Это был далеко не юный, но фанатичный натуралист, о которых взахлеб пишут авторы репортажей на четвертых, полосах газет. «В этом доме, в этом доме я почувствовал себя, как в Сухуми. На меня повеяло теплым, ласковым дыханием замечательных советских субтропиков. Здесь пели неведомые мне птахи и наливались терпким лимонным соком пахучие, ароматные цитрусы…»
Вот так я и хотел написать — восторженно, проникновенно и чуточку бестолково. И для этого постучался однажды в дверь дома, на калитке которого висела табличка: «М. В. Вторников».
Разумеется, редакционного удостоверения, где в графе «должность» стоит колючее слово «фельетонист», я хозяину дома не предъявил: это могло несколько сбить его с толку и значительно понизить температуру наших отношений. Я показал членскую книжечку Союза журналистов и прямо, без ненужных предисловий сказал о благородной, возвышенной цели моего прихода.
Тем не менее моему визиту цитрусовод и птичник был почему-то не рад. Он нехотя провел меня в комнату, обставленную дорогой импортной мебелью, и, не предложив даже присесть, спросил:
— Так чем могу быть?..
— Я насчет лимонов…
— Пожалуйста, вот лимоны, — сухо ответил хозяин.
— …и по поводу птиц.
— Пожалуйста, вот птицы… — еще суше произнес он.
— Это вы, так сказать, в свободное время?..
— Совершенно точно, в свободное, — совсем сухим голосом сказал он.
— А работаете вы, товарищ Вторников…
— Директором комбината бытового обслуживания, как вам известно…
— Мне это неизвестно.
— Ха-ха! Рассказывайте!
Я огляделся по сторонам, соображая, как вести беседу дальше. Но хозяину дома показалось, видимо, что я просто присматриваюсь к его шкафам и сервантам.
— Эта мебель куплена еще до того, как я стал директором комбината, — сказал он, желая, наверно, предостеречь меня от поспешных выводов.

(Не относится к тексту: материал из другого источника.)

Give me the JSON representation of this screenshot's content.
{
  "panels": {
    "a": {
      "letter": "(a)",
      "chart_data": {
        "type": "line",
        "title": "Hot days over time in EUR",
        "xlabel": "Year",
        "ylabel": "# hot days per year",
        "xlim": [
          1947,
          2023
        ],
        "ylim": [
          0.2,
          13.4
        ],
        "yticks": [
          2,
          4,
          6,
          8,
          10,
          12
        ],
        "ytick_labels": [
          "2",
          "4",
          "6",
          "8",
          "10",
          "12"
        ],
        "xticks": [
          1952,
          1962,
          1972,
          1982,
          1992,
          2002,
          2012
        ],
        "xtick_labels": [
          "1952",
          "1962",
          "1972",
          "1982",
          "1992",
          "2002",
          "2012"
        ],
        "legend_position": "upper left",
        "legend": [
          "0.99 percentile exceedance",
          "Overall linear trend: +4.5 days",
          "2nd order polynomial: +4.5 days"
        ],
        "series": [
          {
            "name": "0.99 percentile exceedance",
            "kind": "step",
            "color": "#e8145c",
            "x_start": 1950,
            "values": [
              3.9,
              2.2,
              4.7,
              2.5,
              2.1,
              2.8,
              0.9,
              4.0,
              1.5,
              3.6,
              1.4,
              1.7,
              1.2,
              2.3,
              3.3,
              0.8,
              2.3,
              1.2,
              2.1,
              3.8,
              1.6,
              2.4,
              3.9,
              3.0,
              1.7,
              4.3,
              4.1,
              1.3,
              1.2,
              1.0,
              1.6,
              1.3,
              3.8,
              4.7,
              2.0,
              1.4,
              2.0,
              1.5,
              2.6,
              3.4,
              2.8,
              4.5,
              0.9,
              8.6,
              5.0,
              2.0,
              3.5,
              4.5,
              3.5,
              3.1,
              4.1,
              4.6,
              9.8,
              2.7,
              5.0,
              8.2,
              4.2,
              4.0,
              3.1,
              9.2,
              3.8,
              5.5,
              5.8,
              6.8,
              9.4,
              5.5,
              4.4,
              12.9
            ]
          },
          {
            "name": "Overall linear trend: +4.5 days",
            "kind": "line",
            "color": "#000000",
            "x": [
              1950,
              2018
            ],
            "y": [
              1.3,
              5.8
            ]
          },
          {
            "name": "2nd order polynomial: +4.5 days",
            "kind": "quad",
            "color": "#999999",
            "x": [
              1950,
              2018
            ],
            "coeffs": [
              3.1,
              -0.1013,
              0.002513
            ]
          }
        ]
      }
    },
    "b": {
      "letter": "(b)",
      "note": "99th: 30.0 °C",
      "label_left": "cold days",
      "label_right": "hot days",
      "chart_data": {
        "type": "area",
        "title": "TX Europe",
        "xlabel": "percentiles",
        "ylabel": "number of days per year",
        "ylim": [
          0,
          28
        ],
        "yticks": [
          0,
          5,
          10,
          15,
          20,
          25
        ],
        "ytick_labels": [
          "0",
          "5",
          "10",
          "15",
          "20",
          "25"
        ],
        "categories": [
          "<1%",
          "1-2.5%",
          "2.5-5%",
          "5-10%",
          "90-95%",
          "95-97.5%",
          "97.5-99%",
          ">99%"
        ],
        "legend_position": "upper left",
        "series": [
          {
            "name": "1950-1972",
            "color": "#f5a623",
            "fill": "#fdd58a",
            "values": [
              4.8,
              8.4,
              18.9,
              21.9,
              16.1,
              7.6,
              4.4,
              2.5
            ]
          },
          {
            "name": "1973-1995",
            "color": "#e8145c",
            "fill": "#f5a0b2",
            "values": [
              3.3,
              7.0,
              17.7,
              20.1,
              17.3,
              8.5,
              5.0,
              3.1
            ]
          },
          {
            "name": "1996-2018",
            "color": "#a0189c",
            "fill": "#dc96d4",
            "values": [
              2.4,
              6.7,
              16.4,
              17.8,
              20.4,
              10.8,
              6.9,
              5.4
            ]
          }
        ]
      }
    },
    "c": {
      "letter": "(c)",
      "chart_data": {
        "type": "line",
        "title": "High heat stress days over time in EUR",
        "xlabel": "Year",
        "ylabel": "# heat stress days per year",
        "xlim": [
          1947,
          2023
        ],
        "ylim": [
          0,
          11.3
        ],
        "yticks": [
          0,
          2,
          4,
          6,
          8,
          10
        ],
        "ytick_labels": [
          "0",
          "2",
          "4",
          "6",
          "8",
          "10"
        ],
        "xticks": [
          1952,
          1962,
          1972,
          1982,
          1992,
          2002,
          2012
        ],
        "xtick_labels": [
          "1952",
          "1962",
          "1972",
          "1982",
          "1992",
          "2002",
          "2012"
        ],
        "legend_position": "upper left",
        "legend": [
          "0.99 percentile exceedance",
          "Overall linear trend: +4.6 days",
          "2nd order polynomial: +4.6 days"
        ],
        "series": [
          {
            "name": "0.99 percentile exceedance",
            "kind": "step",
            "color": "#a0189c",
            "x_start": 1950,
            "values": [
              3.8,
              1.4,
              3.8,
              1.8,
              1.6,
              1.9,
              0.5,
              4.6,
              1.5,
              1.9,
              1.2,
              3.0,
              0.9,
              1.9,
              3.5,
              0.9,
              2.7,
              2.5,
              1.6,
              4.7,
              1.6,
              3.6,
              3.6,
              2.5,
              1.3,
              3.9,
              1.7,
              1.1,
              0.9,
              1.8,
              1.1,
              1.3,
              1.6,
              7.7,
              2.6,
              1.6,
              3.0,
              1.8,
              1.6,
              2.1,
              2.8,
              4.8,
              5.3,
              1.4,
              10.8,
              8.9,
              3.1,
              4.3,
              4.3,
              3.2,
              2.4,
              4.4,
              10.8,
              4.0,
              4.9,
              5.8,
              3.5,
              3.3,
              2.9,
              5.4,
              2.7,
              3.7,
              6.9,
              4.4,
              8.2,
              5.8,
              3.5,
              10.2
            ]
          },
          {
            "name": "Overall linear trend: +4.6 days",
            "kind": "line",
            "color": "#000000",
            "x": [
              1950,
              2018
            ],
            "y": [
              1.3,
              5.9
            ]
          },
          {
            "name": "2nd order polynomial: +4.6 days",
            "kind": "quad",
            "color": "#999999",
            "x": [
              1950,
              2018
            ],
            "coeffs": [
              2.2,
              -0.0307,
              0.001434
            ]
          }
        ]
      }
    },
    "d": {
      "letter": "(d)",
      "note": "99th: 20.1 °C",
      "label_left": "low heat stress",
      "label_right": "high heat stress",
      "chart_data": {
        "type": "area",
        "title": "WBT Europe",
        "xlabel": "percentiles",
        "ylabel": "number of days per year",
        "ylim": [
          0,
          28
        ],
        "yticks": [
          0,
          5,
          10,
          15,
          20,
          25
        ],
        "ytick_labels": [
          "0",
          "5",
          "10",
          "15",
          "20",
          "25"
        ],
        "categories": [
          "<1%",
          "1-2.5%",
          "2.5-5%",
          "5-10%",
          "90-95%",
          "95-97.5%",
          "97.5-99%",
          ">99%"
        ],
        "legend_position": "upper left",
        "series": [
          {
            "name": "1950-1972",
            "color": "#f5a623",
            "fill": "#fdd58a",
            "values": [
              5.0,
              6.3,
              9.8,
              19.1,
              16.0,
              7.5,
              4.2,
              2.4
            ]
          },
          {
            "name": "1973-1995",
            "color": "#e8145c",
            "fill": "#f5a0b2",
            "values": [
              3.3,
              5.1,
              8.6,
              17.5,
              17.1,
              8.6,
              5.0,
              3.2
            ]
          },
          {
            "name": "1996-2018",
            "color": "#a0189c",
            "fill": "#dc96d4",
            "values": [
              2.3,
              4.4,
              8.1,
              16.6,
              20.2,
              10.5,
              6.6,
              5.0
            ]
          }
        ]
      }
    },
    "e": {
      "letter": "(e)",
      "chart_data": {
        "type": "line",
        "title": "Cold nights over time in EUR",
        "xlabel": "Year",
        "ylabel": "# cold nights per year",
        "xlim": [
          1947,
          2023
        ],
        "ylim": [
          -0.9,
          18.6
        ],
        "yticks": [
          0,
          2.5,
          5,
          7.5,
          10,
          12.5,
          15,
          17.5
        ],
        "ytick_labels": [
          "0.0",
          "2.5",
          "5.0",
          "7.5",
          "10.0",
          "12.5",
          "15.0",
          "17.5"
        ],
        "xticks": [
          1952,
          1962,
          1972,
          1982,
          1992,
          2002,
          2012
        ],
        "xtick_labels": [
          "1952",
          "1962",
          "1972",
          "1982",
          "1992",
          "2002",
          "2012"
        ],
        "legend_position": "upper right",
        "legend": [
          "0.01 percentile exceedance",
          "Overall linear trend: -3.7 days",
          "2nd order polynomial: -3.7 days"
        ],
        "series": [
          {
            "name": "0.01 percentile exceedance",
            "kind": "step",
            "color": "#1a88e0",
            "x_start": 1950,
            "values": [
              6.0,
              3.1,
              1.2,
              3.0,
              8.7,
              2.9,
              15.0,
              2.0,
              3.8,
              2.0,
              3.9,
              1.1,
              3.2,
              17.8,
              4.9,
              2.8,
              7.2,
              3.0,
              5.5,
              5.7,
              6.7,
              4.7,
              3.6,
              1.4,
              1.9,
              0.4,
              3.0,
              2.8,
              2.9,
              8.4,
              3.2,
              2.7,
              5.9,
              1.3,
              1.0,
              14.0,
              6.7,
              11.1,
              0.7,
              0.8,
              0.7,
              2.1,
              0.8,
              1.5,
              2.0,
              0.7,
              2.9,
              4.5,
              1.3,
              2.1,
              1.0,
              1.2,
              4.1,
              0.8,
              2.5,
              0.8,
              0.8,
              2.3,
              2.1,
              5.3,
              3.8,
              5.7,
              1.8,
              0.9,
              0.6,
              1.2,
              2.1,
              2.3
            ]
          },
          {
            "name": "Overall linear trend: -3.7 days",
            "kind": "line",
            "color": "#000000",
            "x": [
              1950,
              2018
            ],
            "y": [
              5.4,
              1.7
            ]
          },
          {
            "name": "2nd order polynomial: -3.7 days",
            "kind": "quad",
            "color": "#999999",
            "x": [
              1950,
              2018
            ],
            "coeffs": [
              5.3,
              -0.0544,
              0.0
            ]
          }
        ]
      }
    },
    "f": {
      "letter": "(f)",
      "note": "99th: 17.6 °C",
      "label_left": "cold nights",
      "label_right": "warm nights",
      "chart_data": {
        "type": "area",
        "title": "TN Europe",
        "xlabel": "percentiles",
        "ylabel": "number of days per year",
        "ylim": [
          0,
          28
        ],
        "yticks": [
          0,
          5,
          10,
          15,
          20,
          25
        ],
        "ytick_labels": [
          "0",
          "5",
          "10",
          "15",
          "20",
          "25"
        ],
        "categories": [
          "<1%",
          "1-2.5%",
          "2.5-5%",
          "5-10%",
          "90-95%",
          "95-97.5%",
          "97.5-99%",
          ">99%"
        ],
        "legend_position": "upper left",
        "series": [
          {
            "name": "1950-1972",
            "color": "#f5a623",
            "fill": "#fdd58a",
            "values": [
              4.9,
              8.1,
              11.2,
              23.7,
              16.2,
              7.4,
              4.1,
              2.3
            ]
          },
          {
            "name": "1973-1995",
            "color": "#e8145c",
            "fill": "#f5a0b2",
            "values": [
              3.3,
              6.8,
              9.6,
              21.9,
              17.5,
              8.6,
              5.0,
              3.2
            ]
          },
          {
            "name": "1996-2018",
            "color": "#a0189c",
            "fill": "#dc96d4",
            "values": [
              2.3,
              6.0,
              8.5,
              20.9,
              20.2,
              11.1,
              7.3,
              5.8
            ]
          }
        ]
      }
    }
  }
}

Я почувствовал, что беседу продолжать невозможно. Хозяин думает, что разговоры о птичках божьих я веду только для отвода глаз…
Да, он так и думал. И в этом я убедился, вернувшись в редакцию. Мне позвонил Ипсилантьев:
— Слушай, что ты хочешь делать с этим Вторниковым?
Я стал говорить про птиц и про павловские лимоны, но Ипсилантьев перебил меня:
— Я понимаю, может, это не телефонный разговор, но если ты имеешь в виду недостачу, которая у него была в прошлом году, так выговор за нее он уже получил. Тут все нормально.